Yesterday's Pebble Pick 'Em post (and of course, the actual Tour event this week) got me thinking back to my first round/experience at Pebble Beach on the Monterrey Peninsula, as a golf announcer might refer to it.

I was nearby that week for work and decided to leverage the weekend and experience one of golf's great feelings, a round at Pebble. I made the best arrangements I possibly could given the somewhat short notice. All I really needed was a one night stay at a hotel/motel not too far from the course and a tee time at Pebble. Check.

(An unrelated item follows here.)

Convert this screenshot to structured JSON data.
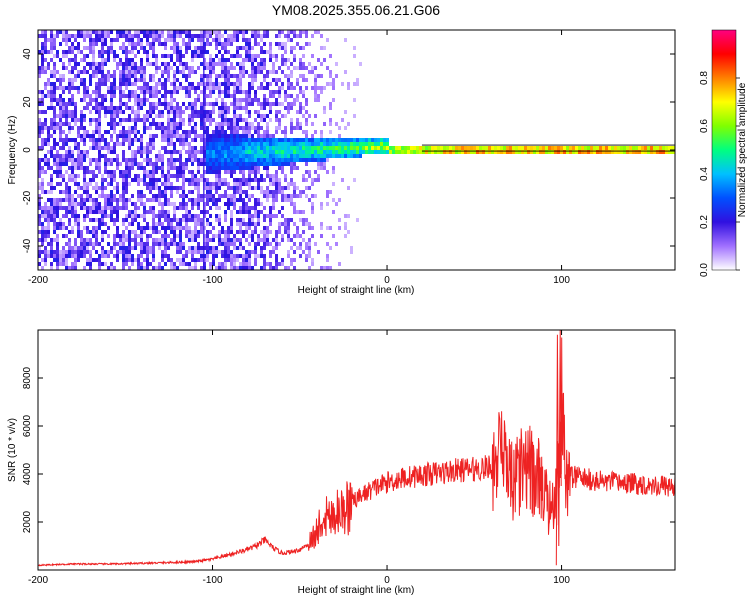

In the early morning I drove down PCH in the most perfect solitude. The weather that day was postcard-like and I stopped once off the side of the road to look down the cliffs and out in the distance at the Pacific. I specifically remember calling both my mother and father on my cellphone to somehow describe the scene to them best I could. My father had seen it before and knew of what I spoke, while my mother hadn't and as I sometimes feel she does, lived a brief moment through me. I promised them both pictures and subsequently snapped off some amazing photos with my digital camera before I was on my way. My tee time was that day so I had little time to waste.

The ride was smooth and surprisingly shorter than I thought it would be from the Bay area, but my mind was probably still hazy from the scenery just north. As I pulled into Monterrey my first impression was one of a friendly, safe city. For some reason I had a bit of trouble locating 17-Mile Drive, but once I did, yet another kind of scenic experience ensued. The drastic changes from tight winding roads within the woods to ocean's-edge views were much more than I hoped for - if you've never been, open another Internet browser window right now and book your trip.

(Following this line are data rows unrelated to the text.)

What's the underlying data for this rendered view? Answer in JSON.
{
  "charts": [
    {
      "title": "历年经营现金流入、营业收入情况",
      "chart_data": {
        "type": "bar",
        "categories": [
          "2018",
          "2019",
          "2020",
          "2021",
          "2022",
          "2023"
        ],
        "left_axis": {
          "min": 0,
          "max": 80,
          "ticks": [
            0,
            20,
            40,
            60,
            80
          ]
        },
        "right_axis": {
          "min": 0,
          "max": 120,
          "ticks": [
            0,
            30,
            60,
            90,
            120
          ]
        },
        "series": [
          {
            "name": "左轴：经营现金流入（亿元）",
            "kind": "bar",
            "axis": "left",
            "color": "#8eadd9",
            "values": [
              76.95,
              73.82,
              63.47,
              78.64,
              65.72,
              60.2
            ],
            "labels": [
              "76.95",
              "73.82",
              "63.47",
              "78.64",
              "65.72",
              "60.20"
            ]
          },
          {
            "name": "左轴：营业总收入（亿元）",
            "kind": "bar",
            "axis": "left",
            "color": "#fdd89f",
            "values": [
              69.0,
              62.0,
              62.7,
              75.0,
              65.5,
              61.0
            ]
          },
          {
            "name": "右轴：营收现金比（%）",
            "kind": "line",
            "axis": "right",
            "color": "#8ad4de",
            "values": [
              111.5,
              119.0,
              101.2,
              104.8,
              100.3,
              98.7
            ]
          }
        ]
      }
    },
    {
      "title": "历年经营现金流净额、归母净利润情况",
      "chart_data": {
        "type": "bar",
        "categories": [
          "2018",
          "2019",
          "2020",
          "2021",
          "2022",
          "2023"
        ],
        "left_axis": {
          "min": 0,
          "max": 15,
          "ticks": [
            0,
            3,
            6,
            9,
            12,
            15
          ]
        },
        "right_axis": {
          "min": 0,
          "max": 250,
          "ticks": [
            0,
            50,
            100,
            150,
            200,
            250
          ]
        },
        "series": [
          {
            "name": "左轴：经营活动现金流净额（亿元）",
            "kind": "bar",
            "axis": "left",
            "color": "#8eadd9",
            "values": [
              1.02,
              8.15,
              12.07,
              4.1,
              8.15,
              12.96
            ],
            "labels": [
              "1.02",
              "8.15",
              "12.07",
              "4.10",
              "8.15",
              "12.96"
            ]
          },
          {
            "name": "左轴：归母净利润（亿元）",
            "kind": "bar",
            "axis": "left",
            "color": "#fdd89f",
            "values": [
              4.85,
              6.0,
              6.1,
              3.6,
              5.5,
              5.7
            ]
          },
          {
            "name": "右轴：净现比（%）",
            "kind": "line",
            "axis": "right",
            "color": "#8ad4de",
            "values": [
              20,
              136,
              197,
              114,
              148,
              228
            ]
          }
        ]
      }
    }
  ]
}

As I pulled into the Pebble Beach [Golf Links] parking lot I kind of laughed to myself, because it seemed like every other golf course parking lot. Like what was I subconsciously expecting, mahogany parking stop barriers and gold-leaf lined spaces? I had a couple more hours before my tee time, which sadly was the last of the day, and as the attendant explained to me upon checking-in, I may not get the round in [it was approaching Fall and the days were getting shorter]. Oh yeah and there were no caddies left either. I'd have to walk or take a cart, which would normally be completely acceptable choices, but at Pebble I had planned to both treat myself to the caddie experience and leverage his/her course knowledge. No luck.

I killed time by getting lunch in the Tap Room (which was fantastic, by the way), walking the property and rolling about a thousand or so putts on one of the best practice greens I've ever seen (my link doesn't do it justice). Having now heard my name called to the first tee and having paid my $385 greens fee (yup, $385 and 'I may not get the round in'), I nervously made my way to the box and met the two guys I had been paired up with. I think they were from Texas, but I can't be certain. Wherever they were from, they were great guys and models for the day's pairing with me, a newbie to Pebble. They also had apparently checked-in before me because they were sharing a caddie. When I say I was nervous, I should clarify. It wasn't 'nervous' based on people (the guys I had just met). It wasn't 'nervous' based on golf (a common experience for some golfers). It was 'nervous' based on location. As in, I was acutely aware of where I was in the world and the plot of land I was standing on. I think there are only a select few places on Earth, rather a select few golf courses on Earth that I would react to in that way.

The first couple holes at Pebble actually leave you feeling, well...ripped off! As in, "I just paid $385 for this?!" I can actually see the designer picturing golfers saying this to themselves as he charted the layout. But #3 gives you the first glimpse of the coastal, ocean views. #4 and 5 a bit more scenic. And #6, 7, and 8 just about leaves you unable to focus on hitting a golf ball or anything else for that matter. Of course I only knew this from the pictures I had seen in the Pro Shop, because the late afternoon of my round had the most unbelievable blanket of fog covering the ocean views. I'm not kidding. Visibility was no more than 100 or so yards and after that there could have been levitating boards of sheet rock masking the Pacific Ocean for all I knew. #9 and 10 of course continue the vistas along the right side [thank goodness I play a cut] and #11 sends you back inland. The next several holes were beautiful and just as tranquil as the coastal holes, but you begin to sense the round is nearing it's end. For all practical, playable purposes, daylight was gone around #14 or 15, but that didn't stop me from hitting shots into the foggy and now darkening air. #17 and 18 were as picturesque as I thought they'd be, even in those conditions. Simply amazing.

While not a particularly good round for scoring, it was not without exceptional shots or holes that will forever be memorable. Walking off the 18th green I took a moment to thank my playing partners for the round and to tip their caddie who was kind enough to help me with reading putts and distances to flags the entire day, even though he was already caddying for two others. I took one last look at the green which was lit up with spot lights, as I had often seen on TV, before walking to the parking lot and my [rental] car as I had hundreds of times before after a round of golf, only this time it was Pebble.